Tuesday, July 12, 2011

The Girl Who Lived

In case the Minneapolis Star-Tribune goon squad shows up at my door sometime soon, I just want to make my confession now – I ghostwrote Emma’s entry in the “How Harry Potter Changed my Life” essay contest. She has already claimed her prize – two tickets to a special preview of HP Part II last night, so I’ll take my lumps without a whimper.

To be fair, I tried the aboveboard route first. When I saw the announcement of the contest in Sunday’s newspaper, I suggested to Emma that she should try writing her own thoughts for an entry. “It’s only 150 words,” I cajoled. She was unmoved, having an important announcement to post on Facebook. “Just Inhaled.” (Next post: “Just exhaled.”)

“Is it okay, then,” I asked, “If I enter FOR you, and if you win, you can keep the tickets?” Generous girl that she was, she agreed. When I asked later if she wanted to take a look at my entry, she was feeling too languid for editing. 

With the unerring luck that seems to surround every aspect of her life, she won. She went to the preview with Olivia, and she did tell me “thanks” when she got home last night.

It wasn’t hard to write the entry. Even if she doesn’t recall it now, Harry Potter did change her life when she was younger. Harry, like Emma, was an orphan. That his parents had been murdered by Lord Voldemort and hers had placed her at the local orphanage in Wuhan did not matter to her. She and Harry, they had things in common.
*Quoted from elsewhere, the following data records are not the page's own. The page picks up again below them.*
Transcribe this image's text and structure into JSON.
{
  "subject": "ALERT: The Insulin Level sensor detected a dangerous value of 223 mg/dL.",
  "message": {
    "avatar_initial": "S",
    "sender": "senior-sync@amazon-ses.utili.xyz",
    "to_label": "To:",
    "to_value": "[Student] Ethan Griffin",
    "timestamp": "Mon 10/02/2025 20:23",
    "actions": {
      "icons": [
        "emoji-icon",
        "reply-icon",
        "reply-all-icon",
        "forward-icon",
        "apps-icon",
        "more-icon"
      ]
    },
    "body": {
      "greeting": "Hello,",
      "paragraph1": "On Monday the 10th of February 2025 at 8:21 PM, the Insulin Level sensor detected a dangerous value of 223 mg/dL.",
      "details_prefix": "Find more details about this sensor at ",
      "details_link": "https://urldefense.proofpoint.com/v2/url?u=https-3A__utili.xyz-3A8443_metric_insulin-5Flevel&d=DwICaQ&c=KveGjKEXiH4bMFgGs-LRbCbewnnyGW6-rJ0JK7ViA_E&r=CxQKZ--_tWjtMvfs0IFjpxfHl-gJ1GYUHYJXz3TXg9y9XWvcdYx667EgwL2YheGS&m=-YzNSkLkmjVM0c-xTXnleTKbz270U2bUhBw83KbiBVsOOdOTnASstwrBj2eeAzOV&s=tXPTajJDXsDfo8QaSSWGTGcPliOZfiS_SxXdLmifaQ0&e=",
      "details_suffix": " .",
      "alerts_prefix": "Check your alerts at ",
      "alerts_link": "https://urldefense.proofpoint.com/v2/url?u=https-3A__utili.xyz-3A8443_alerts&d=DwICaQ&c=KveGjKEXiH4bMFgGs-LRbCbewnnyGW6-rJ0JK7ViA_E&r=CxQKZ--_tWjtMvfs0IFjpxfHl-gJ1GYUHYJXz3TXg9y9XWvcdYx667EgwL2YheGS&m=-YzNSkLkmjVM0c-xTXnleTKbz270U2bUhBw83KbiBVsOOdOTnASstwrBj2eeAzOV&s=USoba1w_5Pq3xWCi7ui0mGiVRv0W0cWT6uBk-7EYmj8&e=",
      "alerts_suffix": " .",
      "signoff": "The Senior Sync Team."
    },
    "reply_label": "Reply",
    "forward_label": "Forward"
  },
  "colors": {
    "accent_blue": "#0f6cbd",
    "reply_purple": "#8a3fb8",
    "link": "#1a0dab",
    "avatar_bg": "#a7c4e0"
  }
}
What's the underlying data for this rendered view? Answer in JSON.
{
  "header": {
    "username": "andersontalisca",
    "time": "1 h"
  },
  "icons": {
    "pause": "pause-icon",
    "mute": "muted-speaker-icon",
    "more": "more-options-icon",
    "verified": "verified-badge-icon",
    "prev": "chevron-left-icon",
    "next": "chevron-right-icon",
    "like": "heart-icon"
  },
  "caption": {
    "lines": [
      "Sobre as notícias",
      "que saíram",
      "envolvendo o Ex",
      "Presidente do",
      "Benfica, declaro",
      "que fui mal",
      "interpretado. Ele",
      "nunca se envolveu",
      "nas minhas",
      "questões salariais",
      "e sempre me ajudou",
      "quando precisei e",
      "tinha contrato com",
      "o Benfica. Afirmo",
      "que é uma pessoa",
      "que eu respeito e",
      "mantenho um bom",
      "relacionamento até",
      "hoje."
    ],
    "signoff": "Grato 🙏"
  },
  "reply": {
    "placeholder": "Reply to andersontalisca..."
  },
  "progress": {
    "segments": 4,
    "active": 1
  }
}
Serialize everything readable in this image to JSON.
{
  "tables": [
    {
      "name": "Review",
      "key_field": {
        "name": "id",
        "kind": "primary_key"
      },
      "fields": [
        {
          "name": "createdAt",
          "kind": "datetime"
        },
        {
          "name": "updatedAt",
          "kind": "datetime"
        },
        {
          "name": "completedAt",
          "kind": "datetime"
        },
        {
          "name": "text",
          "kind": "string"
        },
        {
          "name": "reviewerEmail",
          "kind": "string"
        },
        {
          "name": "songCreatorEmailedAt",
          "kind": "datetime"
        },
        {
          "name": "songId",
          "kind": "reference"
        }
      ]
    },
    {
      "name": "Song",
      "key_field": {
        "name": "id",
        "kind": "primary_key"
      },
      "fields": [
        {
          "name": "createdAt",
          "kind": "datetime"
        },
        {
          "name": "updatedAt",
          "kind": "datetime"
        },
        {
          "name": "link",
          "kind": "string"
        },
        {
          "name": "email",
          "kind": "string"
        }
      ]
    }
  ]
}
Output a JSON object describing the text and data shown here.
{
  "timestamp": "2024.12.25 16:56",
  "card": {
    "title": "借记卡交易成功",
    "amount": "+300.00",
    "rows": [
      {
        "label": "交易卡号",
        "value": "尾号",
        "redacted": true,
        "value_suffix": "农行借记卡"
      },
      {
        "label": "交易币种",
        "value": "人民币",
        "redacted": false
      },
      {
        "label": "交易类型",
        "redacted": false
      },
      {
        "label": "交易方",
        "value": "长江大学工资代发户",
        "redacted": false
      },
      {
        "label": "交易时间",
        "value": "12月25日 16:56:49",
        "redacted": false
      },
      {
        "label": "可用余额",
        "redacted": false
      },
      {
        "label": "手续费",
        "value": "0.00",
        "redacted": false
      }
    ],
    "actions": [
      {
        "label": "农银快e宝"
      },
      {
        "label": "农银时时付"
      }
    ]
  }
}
It’s hard to remember a time before the books were turned into a multi-media empire, but the year she was in kindergarten, it was just a story that I read to her at bedtime, unattended by actors and directors and computer games. That year, Dayton’s Department Store announced that Harry Potter would be the theme of the annual Christmas display. We made our trek downtown for Santa, dinner at the Oak Room, and the display. As we wound through the show, we were entranced with the invisibility cape and Platform 9 ¾. 

Then we rounded a corner and came to the display of Harry at the Mirror of Desire. As the little mannequin waved, his parents appeared and disappeared in the mirror. He had never been able to see James and Lilly, but, with the magic of the Mirror of Desire, he could.

Intended to be a 30-second pass through on the way to the next display (and the gift shop, of course), the Mirror of Desire became Emma’s semi-permanent home. “Time for Santa,” we could cajole, trying to pull her along, but we’d learned some time before that she was not a girl who moved when she did not want to. She remained stock still, her little face turned up, her eyes riveted.

And then I realized what she was thinking – “If I just look hard enough, stand still enough, I will be able to look into that mirror, and I will be able to see MY parents.” 

So we stayed, passed around by a stream of grannies on walkers, mommies with strollers and kids who had seen enough and were ready for Santa.

Not Emma. She knew she could see them if she just tried hard enough. 

I can’t remember how we finally got her out of there. I can’t remember how I ever got to her sleep every night, either – with Emma, the hard parts have often become a bit blurred.

After that day, I started to tell her that I believed she would meet her parents someday. I had a couple friends in the adoption community who thought I was imprudent, leading her along. But I persisted. “You never know,” I would say. “What could happen with politics, with science, with DNA. Someday, somewhere, I bet you’ll find some family. It could be one cheek swab, one web site, away.”

She’s leaving for China in two months, ready to spend a school year studying and traveling. I don’t know where she’ll go or who she’ll meet. But I think I know her well enough to know that, in every face she encounters, she’ll be wondering, “Do I belong with you?” She carries that Mirror of Desire in her heart. And I hope that, sometime in her life, she can have a chance to find some family looking back at her, from the place that’s been empty for as long as she can remember.

With a backstory like that, I figure, at least the Star-Tribune can sport for a couple of movie tickets.

Here’s the entry:
I was an orphan in China and was adopted when I was a baby.  The first book I remember having read to me was the first one in the Harry Potter series. Harry was an orphan, just like me. When he looked in the Mirror of Desire and saw his Mom and Dad, I wished that I could do the same thing as Harry. But he found lots of other people to love him and look out for him, and so have I.  Like Harry, I’ve been able to find loving friends and family who protect me and love me. It makes me sad now to realize that I’ll never be able to look in the Mirror of Desire and see my birth parents, but I’m glad that I’ve shared my struggles along the way with Harry Potter, the Boy who Lived. By Emma, The Girl Who Lived.